Thank you for the reference. It may have been translated into my native tongue, which has many non-overlapping-with-English translations of taoist sources, so I'll check it out. Or I will ask my teacher. :)

 

As for clinical examples of where wuxing may be irrelevant, I'd really like to see one of those if you have the time to present one at some point. I'm sure that many can be practically addressed like that (I do it all the time with some my own practices when I'm in a hurry), but I'd really like to try analyzing it to see what (if any) additional benefits may still be derived from the wuxing perspective. Perchance you might be curious too, no? :D

 

Also, the "rumor" that TCM is not practiced quite the traditional way by most these days is not something I picked up from Western sources. It is the opinion of a taoist TCM traditionalist in China with whom I was lucky to have some fruitful interactions. He had it taught to him both ways -- the traditional (one on one with teachers, two TCM, one taoist, with MA on the side) and then the modern way (fulfilling the requirements of a standard curriculum) and in his opinion they are far from the same.
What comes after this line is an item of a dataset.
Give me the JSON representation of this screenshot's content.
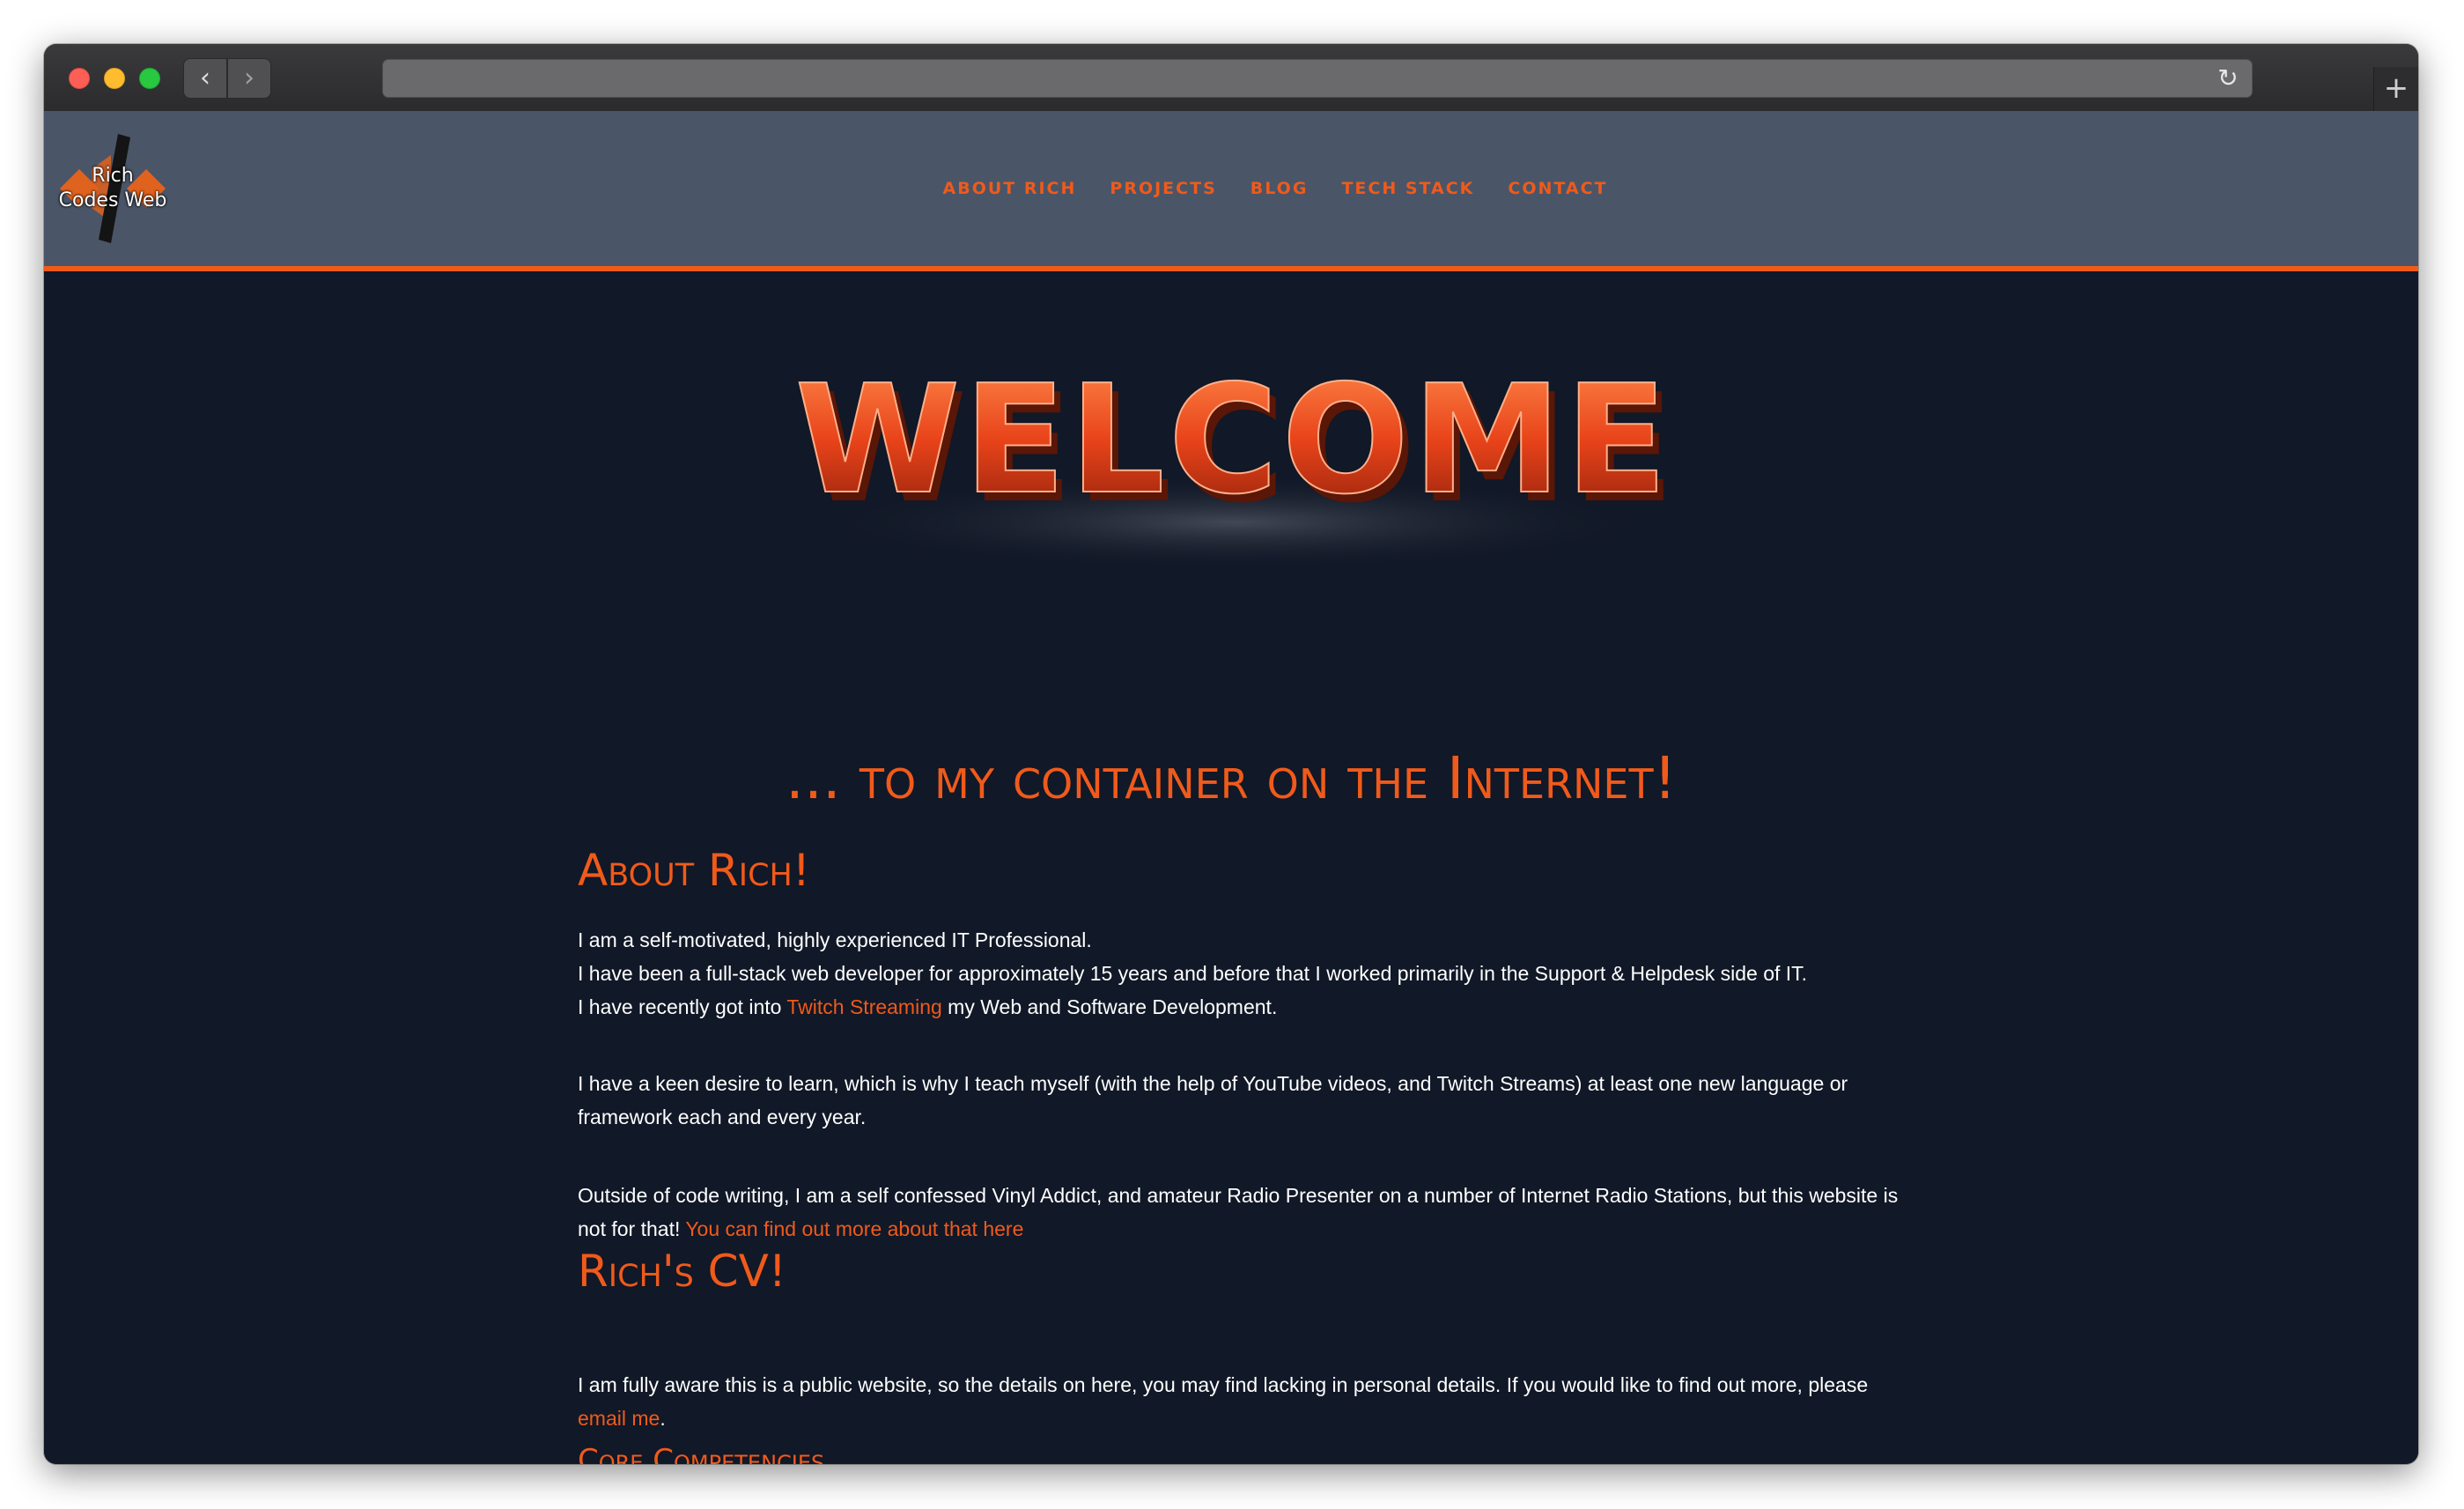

Besides, I've met many TCM practitioners here in the US who were MDs in China and, just because they couldn't or wouldn't make it as MDs here, practice TCM exclusively now -- in the shape and form they learned it in med school -- i.e. on the side. No?.. :) Oh, and I don't blame the Communists, I blame Rockefeller, who invested countless millions (at the time, equivalent to what would perhaps be billions today) into breaking it in the early 20th century. But that of course is a totally separate discussion.